Why do they need to be two jobs? Could you add the steps from job 2 into job 1’s definition?
dbt build was released, my old team did have a job for snapshots which ran separately to the rest of the project. We only ran it once a day and scheduled it far enough in advance of the other runs that they never overlapped, but it doesn’t sound like that solves your use case.
I’d be interested to see the specific problem you’re trying to solve
hi @joellabes I have 1 model that is big let’s call it big_job so the idea was to split the original 1 job we had in 2 jobs like so
dbt build --select +big_job+
dbt build --exclude +big_job+
but there are issues with the intermediate layer now:
as JOB_OTHERS will not materialize the intermediate that in the lineage graph are ancestor on big_job (exclude cmd) so I need to run first JOB_Y to build them and then JOB_OTHERS
Having 1 in all take too much time … to get some big_job done and we cannot increate AWS spending for new so in this way we prioritize big_job over the rest …
any suggestion how to do it better ?
I’m a bit confused - you said that having them all in a single job takes too much time, and so you want to prioritise the
big_job over the rest, but in your original message you asked for them to run in series.

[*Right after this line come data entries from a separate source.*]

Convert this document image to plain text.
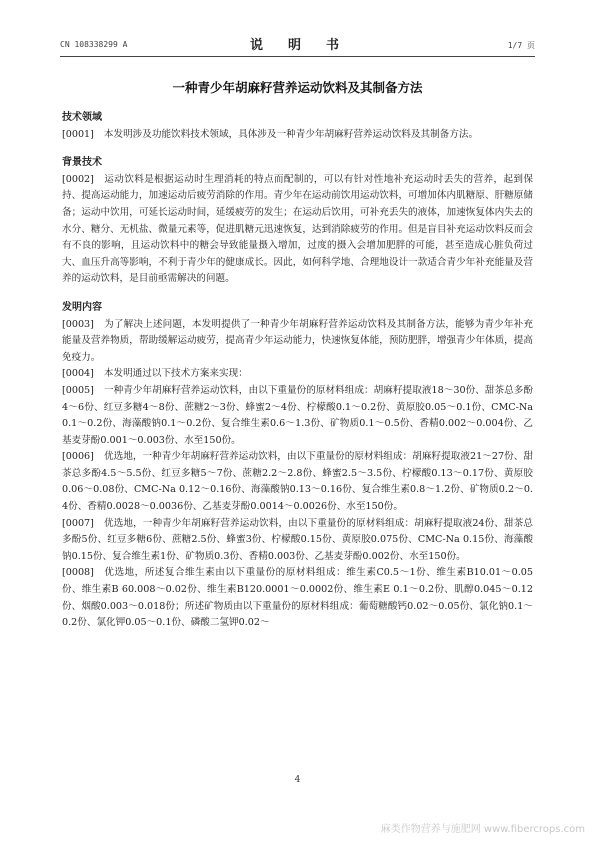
CN 108338299 A	说　明　书	1/7 页
一种青少年胡麻籽营养运动饮料及其制备方法

技术领域

[0001] 本发明涉及功能饮料技术领域，具体涉及一种青少年胡麻籽营养运动饮料及其制备方法。

背景技术

[0002] 运动饮料是根据运动时生理消耗的特点而配制的，可以有针对性地补充运动时丢失的营养，起到保持、提高运动能力，加速运动后疲劳消除的作用。青少年在运动前饮用运动饮料，可增加体内肌糖原、肝糖原储备；运动中饮用，可延长运动时间，延缓疲劳的发生；在运动后饮用，可补充丢失的液体，加速恢复体内失去的水分、糖分、无机盐、微量元素等，促进肌糖元迅速恢复，达到消除疲劳的作用。但是盲目补充运动饮料反而会有不良的影响，且运动饮料中的糖会导致能量摄入增加，过度的摄入会增加肥胖的可能，甚至造成心脏负荷过大、血压升高等影响，不利于青少年的健康成长。因此，如何科学地、合理地设计一款适合青少年补充能量及营养的运动饮料，是目前亟需解决的问题。

发明内容

[0003] 为了解决上述问题，本发明提供了一种青少年胡麻籽营养运动饮料及其制备方法，能够为青少年补充能量及营养物质，帮助缓解运动疲劳，提高青少年运动能力，快速恢复体能，预防肥胖，增强青少年体质，提高免疫力。

[0004] 本发明通过以下技术方案来实现：

[0005] 一种青少年胡麻籽营养运动饮料，由以下重量份的原材料组成：胡麻籽提取液18～30份、甜茶总多酚4～6份、红豆多糖4～8份、蔗糖2～3份、蜂蜜2～4份、柠檬酸0.1～0.2份、黄原胶0.05～0.1份、CMC-Na0.1～0.2份、海藻酸钠0.1～0.2份、复合维生素0.6～1.3份、矿物质0.1～0.5份、香精0.002～0.004份、乙基麦芽酚0.001～0.003份、水至150份。

[0006] 优选地，一种青少年胡麻籽营养运动饮料，由以下重量份的原材料组成：胡麻籽提取液21～27份、甜茶总多酚4.5～5.5份、红豆多糖5～7份、蔗糖2.2～2.8份、蜂蜜2.5～3.5份、柠檬酸0.13～0.17份、黄原胶0.06～0.08份、CMC-Na 0.12～0.16份、海藻酸钠0.13～0.16份、复合维生素0.8～1.2份、矿物质0.2～0.4份、香精0.0028～0.0036份、乙基麦芽酚0.0014～0.0026份、水至150份。

[0007] 优选地，一种青少年胡麻籽营养运动饮料，由以下重量份的原材料组成：胡麻籽提取液24份、甜茶总多酚5份、红豆多糖6份、蔗糖2.5份、蜂蜜3份、柠檬酸0.15份、黄原胶0.075份、CMC-Na 0.15份、海藻酸钠0.15份、复合维生素1份、矿物质0.3份、香精0.003份、乙基麦芽酚0.002份、水至150份。

[0008] 优选地，所述复合维生素由以下重量份的原材料组成：维生素C0.5～1份、维生素B10.01～0.05份、维生素B 60.008～0.02份、维生素B120.0001～0.0002份、维生素E 0.1～0.2份、肌醇0.045～0.12份、烟酸0.003～0.018份；所述矿物质由以下重量份的原材料组成：葡萄糖酸钙0.02～0.05份、氯化钠0.1～0.2份、氯化钾0.05～0.1份、磷酸二氢钾0.02～

4
麻类作物营养与施肥网 www.fibercrops.com
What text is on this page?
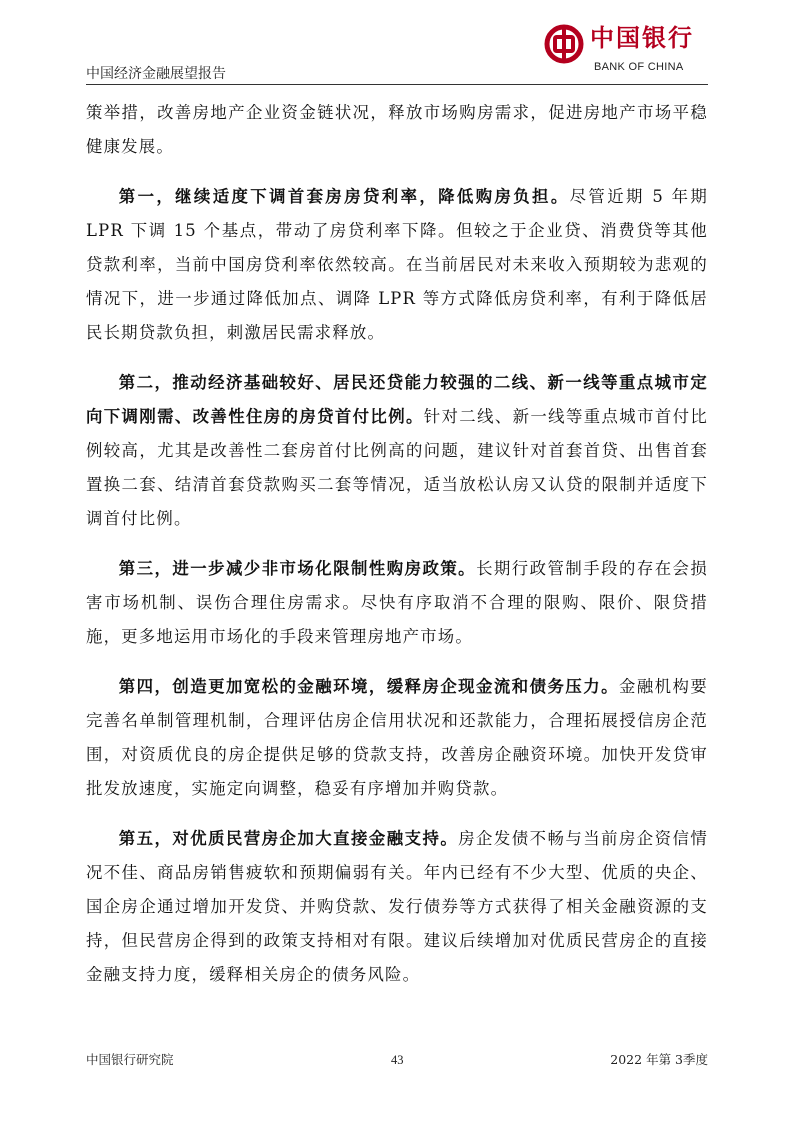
中国经济金融展望报告
中国银行
BANK OF CHINA

策举措，改善房地产企业资金链状况，释放市场购房需求，促进房地产市场平稳健康发展。

第一，继续适度下调首套房房贷利率，降低购房负担。尽管近期 5 年期 LPR 下调 15 个基点，带动了房贷利率下降。但较之于企业贷、消费贷等其他贷款利率，当前中国房贷利率依然较高。在当前居民对未来收入预期较为悲观的情况下，进一步通过降低加点、调降 LPR 等方式降低房贷利率，有利于降低居民长期贷款负担，刺激居民需求释放。

第二，推动经济基础较好、居民还贷能力较强的二线、新一线等重点城市定向下调刚需、改善性住房的房贷首付比例。针对二线、新一线等重点城市首付比例较高，尤其是改善性二套房首付比例高的问题，建议针对首套首贷、出售首套置换二套、结清首套贷款购买二套等情况，适当放松认房又认贷的限制并适度下调首付比例。

第三，进一步减少非市场化限制性购房政策。长期行政管制手段的存在会损害市场机制、误伤合理住房需求。尽快有序取消不合理的限购、限价、限贷措施，更多地运用市场化的手段来管理房地产市场。

第四，创造更加宽松的金融环境，缓释房企现金流和债务压力。金融机构要完善名单制管理机制，合理评估房企信用状况和还款能力，合理拓展授信房企范围，对资质优良的房企提供足够的贷款支持，改善房企融资环境。加快开发贷审批发放速度，实施定向调整，稳妥有序增加并购贷款。

第五，对优质民营房企加大直接金融支持。房企发债不畅与当前房企资信情况不佳、商品房销售疲软和预期偏弱有关。年内已经有不少大型、优质的央企、国企房企通过增加开发贷、并购贷款、发行债券等方式获得了相关金融资源的支持，但民营房企得到的政策支持相对有限。建议后续增加对优质民营房企的直接金融支持力度，缓释相关房企的债务风险。

中国银行研究院	43	2022 年第 3季度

Splitting it out won’t reduce the total time to run if you’re only going to start job 2 after job 1 is complete anyway.
How many threads do you have in your job definition? You said AWS spend so I assume you’re using Redshift. Too many threads in Redshift can lead to resource contention and the job actually running slower. I would aim for 4 (maybe try with up to 8 and see where you get a decreasing return).
You might be able to create a single job that contains several steps, something like this:
dbt build -s +big_job --exclude big_job --threads 4
dbt build -s big_job --threads 1
dbt build -s big_job+ --exclude big_job --threads 4
The one thing to keep in mind here is that any nodes that aren’t related to
big_job won’t be built using this selector. If that’s a problem, you might be able to express it with a YAML selector but I haven’t spent enough time using those to have any useful guidance.
tagging can be handy as well when I have more the once big job
This topic was automatically closed 7 days after the last reply. New replies are no longer allowed.